Despite confusion around the Pope’s verbiage, his comments were highly encouraging to an anonymous UW student who is bisexual and Catholic.

“I would like to hear more on what he has to say from an official standpoint but as it is, it’s a hint to something that is really positive for me,” the student said.

But for many LGBTQIA+ people, myself included, this doesn’t exactly feel like a major step forward. Rather, it feels like an empty declaration disguising the Church’s inaction on LGBTQIA+ issues.

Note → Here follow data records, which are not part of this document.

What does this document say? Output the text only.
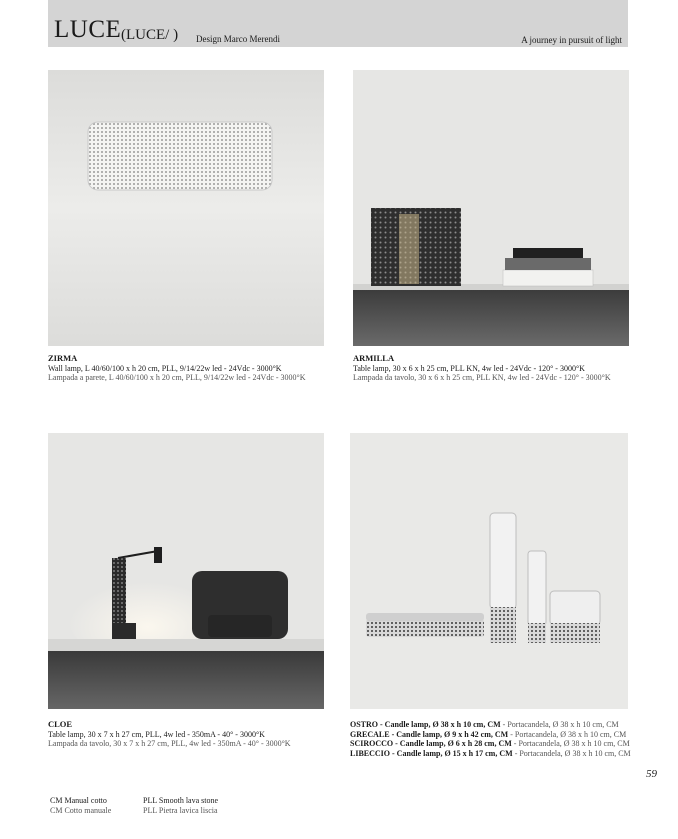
LUCE (LUCE/ ) Design Marco Merendi	A journey in pursuit of light
ZIRMA
Wall lamp, L 40/60/100 x h 20 cm, PLL, 9/14/22w led - 24Vdc - 3000°K
Lampada a parete, L 40/60/100 x h 20 cm, PLL, 9/14/22w led - 24Vdc - 3000°K
ARMILLA
Table lamp, 30 x 6 x h 25 cm, PLL KN, 4w led - 24Vdc - 120° - 3000°K
Lampada da tavolo, 30 x 6 x h 25 cm, PLL KN, 4w led - 24Vdc - 120° - 3000°K
CLOE
Table lamp, 30 x 7 x h 27 cm, PLL, 4w led - 350mA - 40° - 3000°K
Lampada da tavolo, 30 x 7 x h 27 cm, PLL, 4w led - 350mA - 40° - 3000°K
OSTRO - Candle lamp, Ø 38 x h 10 cm, CM - Portacandela, Ø 38 x h 10 cm, CM
GRECALE - Candle lamp, Ø 9 x h 42 cm, CM - Portacandela, Ø 38 x h 10 cm, CM
SCIROCCO - Candle lamp, Ø 6 x h 28 cm, CM - Portacandela, Ø 38 x h 10 cm, CM
LIBECCIO - Candle lamp, Ø 15 x h 17 cm, CM - Portacandela, Ø 38 x h 10 cm, CM
59
CM Manual cotto
CM Cotto manuale
PLL Smooth lava stone
PLL Pietra lavica liscia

Even if the Pope is in favor of same-sex civil unions, this legal separation is still unequal treatment. A civil union is a legally recognized partnership created to preserve the iron-clad walls around the institution of marriage, ensuring that same-sex couples remain excluded from the right to marry. A rose by any other name does not smell as sweet, and with U.S. Christianity in rapid decline (while the number of religiously unaffiliated U.S. adults is rising), it seems the Church is paying the price for it.

The Catholic Church exists in contradiction when it comes to the LGBTQIA+ community. The same document that claims that “homosexual inclination is ‘objectively disordered’” also claims that LGBTQIA+ people “must be accepted with respect, compassion and sensitivity,” and “unjust discrimination in their regard should be avoided.”

We tend to think of Catholicism as a solidified entity that derives its power from its permanence. But the reality is that the Church has reversed its ideology a handful of times throughout history, changing its mind on Jews, usury, and slavery, to name a few.

A full-hearted acceptance of same-sex couples is long overdue, and yet it comes at a cost the Church can’t seem to pay. This change would require a radical rewrite of some of the Church’s essential teachings, rooted in Catholic beliefs that marital and sexual relationships must be procreative. This reasoning makes it nearly “impossible” for the Church to ever change their position on same-sex relationships, according to Fr. Syzmanski.

The Bible tells us that faith without action is dead. There’s a hidden repercussion in the Pope’s words: By appearing in favor of same-sex relationships, the Church saves itself from having to address its own hypocrisy and homophobia.

We need something the Church can’t offer: change, now.